Star Lodge by R. Tom Gilleon

By Gussie Fauntleroy


On the Montana ranch of painter R. Tom Gilleon are places where one can still see teepee rings and circles of stones on the site of a Plains Indian village. Each circle secured the bottom edge of a buffalo-skin teepee liner more than a hundred years ago. It’s appropriate that the artist can feel this tangible link with nomadic tribes that have fueled his imagination all his life: Among his most striking works are paintings of teepees—primal geometric shapes, often glowing from firelight within, against a flat horizon line and deepening shades of dusk.

For many years, Gilleon’s creative gifts stirred imaginings of other kinds. While keeping up his fine art on the side, he worked as an illustrator for NASA’s Apollo program and later as a designer and illustrator for Disney, other theme parks, and the motion-picture industry. That experience helped develop craftsmanship and gave him a greater visual vocabulary. It also taught him to use the computer as a tool for refining ideas before turning to canvas and brush.

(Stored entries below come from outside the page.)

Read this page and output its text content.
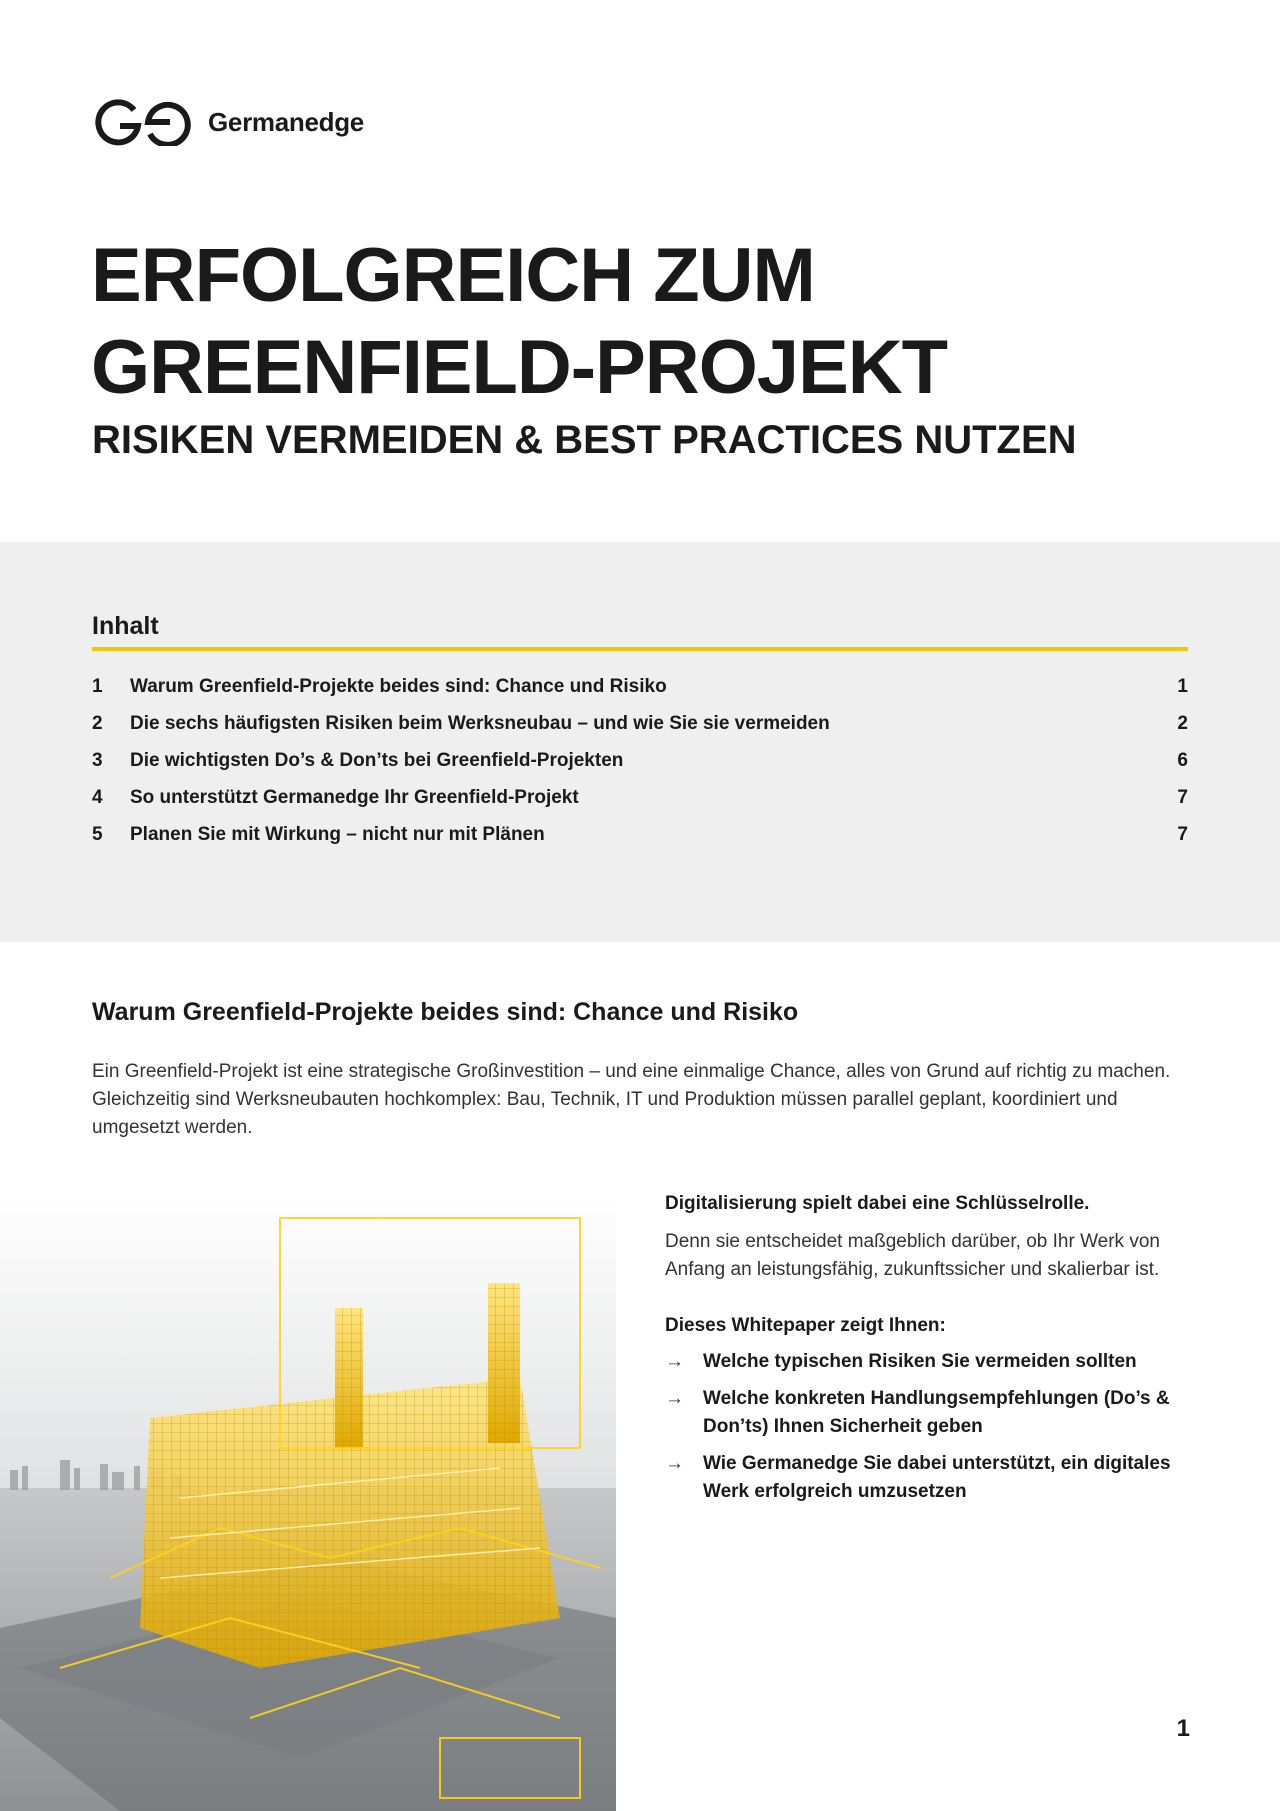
Germanedge
ERFOLGREICH ZUM GREENFIELD-PROJEKT
RISIKEN VERMEIDEN & BEST PRACTICES NUTZEN
Inhalt
1	Warum Greenfield-Projekte beides sind: Chance und Risiko	1
2	Die sechs häufigsten Risiken beim Werksneubau – und wie Sie sie vermeiden	2
3	Die wichtigsten Do’s & Don’ts bei Greenfield-Projekten	6
4	So unterstützt Germanedge Ihr Greenfield-Projekt	7
5	Planen Sie mit Wirkung – nicht nur mit Plänen	7
Warum Greenfield-Projekte beides sind: Chance und Risiko

Ein Greenfield-Projekt ist eine strategische Großinvestition – und eine einmalige Chance, alles von Grund auf richtig zu machen. Gleichzeitig sind Werksneubauten hochkomplex: Bau, Technik, IT und Produktion müssen parallel geplant, koordiniert und umgesetzt werden.

Digitalisierung spielt dabei eine Schlüsselrolle.

Denn sie entscheidet maßgeblich darüber, ob Ihr Werk von Anfang an leistungsfähig, zukunftssicher und skalierbar ist.

Dieses Whitepaper zeigt Ihnen:

→	Welche typischen Risiken Sie vermeiden sollten
→	Welche konkreten Handlungsempfehlungen (Do’s & Don’ts) Ihnen Sicherheit geben
→	Wie Germanedge Sie dabei unterstützt, ein digitales Werk erfolgreich umzusetzen
1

But always, he notes, it was the client who “set up the target” for the artist to hit.

Now Gilleon, 64, sets up his own goal: to tell a story or establish a painting’s mood by eliminating extraneous details and aiming, as he puts it, for “directness, simplicity, and strength.” Gilleon’s art is at Mountain Trails Gallery, Jackson Hole, WY; Borsini-Burr Galleries, Half Moon Bay, CA; Montana Trails Gallery, Bozeman, MT; and Dana Gallery, Missoula, MT.